Kotowski's previous directorial credits include the narrative Holocaust film Esther's Diary and Pola Negri: Life is a Dream in Cinema, a biographical documentary about the life of silent film star Pola Negri.

==Release and recognition==
Deeper and Deeper premiered on April 26, 2010, at the Eleventh Annual Polish Film Festival of Los Angeles, California. The film received its debut screening in Austin, Texas at the Violet Crown Cinema on June 20, 2011.

The film was nominated for Best Director (Mariusz Kotowski), Best Actor (David Lago, Best Screenplay (Cyndi Williams), and Best Actress (LisaMarie Lamendola) at The World Music & Independent Film Festival, won Best Actor (David Lago) and received Honorable Mention for best Narrative Film at the Los Angeles Reel Film Festival, won First Place for best Suspense Thriller at the International Indie Gathering, and won bronze medal for Dramatic Feature in the 2010 JamFest Indie Film Festival Awards.

In 2010, Deeper and Deeper also won an Accolade Competition Award of Merit, an Indie Fest Award of Merit, and a Platinum EMPixx Award.

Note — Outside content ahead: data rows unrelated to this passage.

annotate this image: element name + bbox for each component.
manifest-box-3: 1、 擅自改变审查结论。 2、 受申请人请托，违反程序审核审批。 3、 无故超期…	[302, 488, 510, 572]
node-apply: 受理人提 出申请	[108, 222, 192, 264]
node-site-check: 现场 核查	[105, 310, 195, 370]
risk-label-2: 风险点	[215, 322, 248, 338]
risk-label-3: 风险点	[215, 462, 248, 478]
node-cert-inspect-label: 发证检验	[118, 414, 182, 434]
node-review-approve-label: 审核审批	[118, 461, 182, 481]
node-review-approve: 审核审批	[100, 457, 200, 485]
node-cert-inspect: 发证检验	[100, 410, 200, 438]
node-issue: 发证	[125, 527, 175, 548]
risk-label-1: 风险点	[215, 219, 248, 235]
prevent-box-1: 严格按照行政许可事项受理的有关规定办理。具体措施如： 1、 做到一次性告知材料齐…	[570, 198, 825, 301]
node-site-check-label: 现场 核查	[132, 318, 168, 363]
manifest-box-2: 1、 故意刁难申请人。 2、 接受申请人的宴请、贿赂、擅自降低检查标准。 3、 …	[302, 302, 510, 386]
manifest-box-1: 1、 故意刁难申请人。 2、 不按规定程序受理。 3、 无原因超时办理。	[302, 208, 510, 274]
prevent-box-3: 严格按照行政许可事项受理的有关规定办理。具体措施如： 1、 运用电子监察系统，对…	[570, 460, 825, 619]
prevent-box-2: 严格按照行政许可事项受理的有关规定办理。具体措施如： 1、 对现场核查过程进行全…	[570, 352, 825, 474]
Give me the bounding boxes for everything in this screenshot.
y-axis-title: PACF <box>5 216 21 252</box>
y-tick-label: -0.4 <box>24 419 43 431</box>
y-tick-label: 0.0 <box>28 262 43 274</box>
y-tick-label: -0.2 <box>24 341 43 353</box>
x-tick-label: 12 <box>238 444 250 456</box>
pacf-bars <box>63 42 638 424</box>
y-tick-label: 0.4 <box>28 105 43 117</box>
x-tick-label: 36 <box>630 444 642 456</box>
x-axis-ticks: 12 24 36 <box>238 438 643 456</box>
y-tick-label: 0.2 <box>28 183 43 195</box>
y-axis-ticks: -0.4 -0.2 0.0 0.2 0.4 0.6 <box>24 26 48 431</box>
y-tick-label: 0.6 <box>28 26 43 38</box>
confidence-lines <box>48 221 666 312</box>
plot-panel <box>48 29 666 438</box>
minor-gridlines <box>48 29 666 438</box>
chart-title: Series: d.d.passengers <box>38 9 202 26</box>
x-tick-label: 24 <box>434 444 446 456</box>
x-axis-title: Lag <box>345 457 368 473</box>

The film since also been screened at the Bare Bones Festival and the 16th Annual Temecula Valley International Film and Music Festival in Temecula, CA.

===Awards and nominations===
- 2010, Won 'Best Actor' for David Lago at Los Angeles Reel Film Festival
- 2010, Won 'Honorable Mention' for 'Best Narrative Film' at Los Angeles Reel Film Festival
- 2010, Won First Place for 'Best Suspense Thriller' at International Indie Gathering
- 2010, Won bronze medal for 'Dramatic Feature' at JamFest Indie Film Festival
- 2010, Won 'Award of Merit' at Accolade Competition
- 2010, Won 'Award of Merit' at Indie Fest
- 2010, Won 'Platinum Award' at EMPixx Awards
- 2010, Nomination for 'Best Director' for Mariusz Kotowski at World Music & Independent Film Festival
- 2010, Nomination for 'Best Actor' for David Lago at World Music & Independent Film Festival
- 2010, Nomination for 'Best Screenplay' for Cyndi Williams at World Music & Independent Film Festival
- 2010, Nomination for 'Best Actress' for LisaMarie Lamendola at World Music & Independent Film Festival

==Soundtrack==
Deeper and Deeper features an orchestral, jazz, and big band score largely composed and conducted by Rick DeJonge. In addition to the DeJonge-composed instrumental tracks, the soundtrack features four vocal tracks. Two, "Mister Stevens" and "Champagne, Champagne," feature jazz vocalist Mandy Lauderdale, who is best known for appearing in Reality TV show Temptation Island and on MTV's Total Request Live. The other two, "I Am a Dangerous Woman" and a vocal version of the Deeper and Deeper theme song, are performed by Sydney Barrosse, who appears in the music video for the vocal version of the Deeper and Deeper theme. Barrosse also appears as an actress in the film, playing Robyn, Angelica's business partner.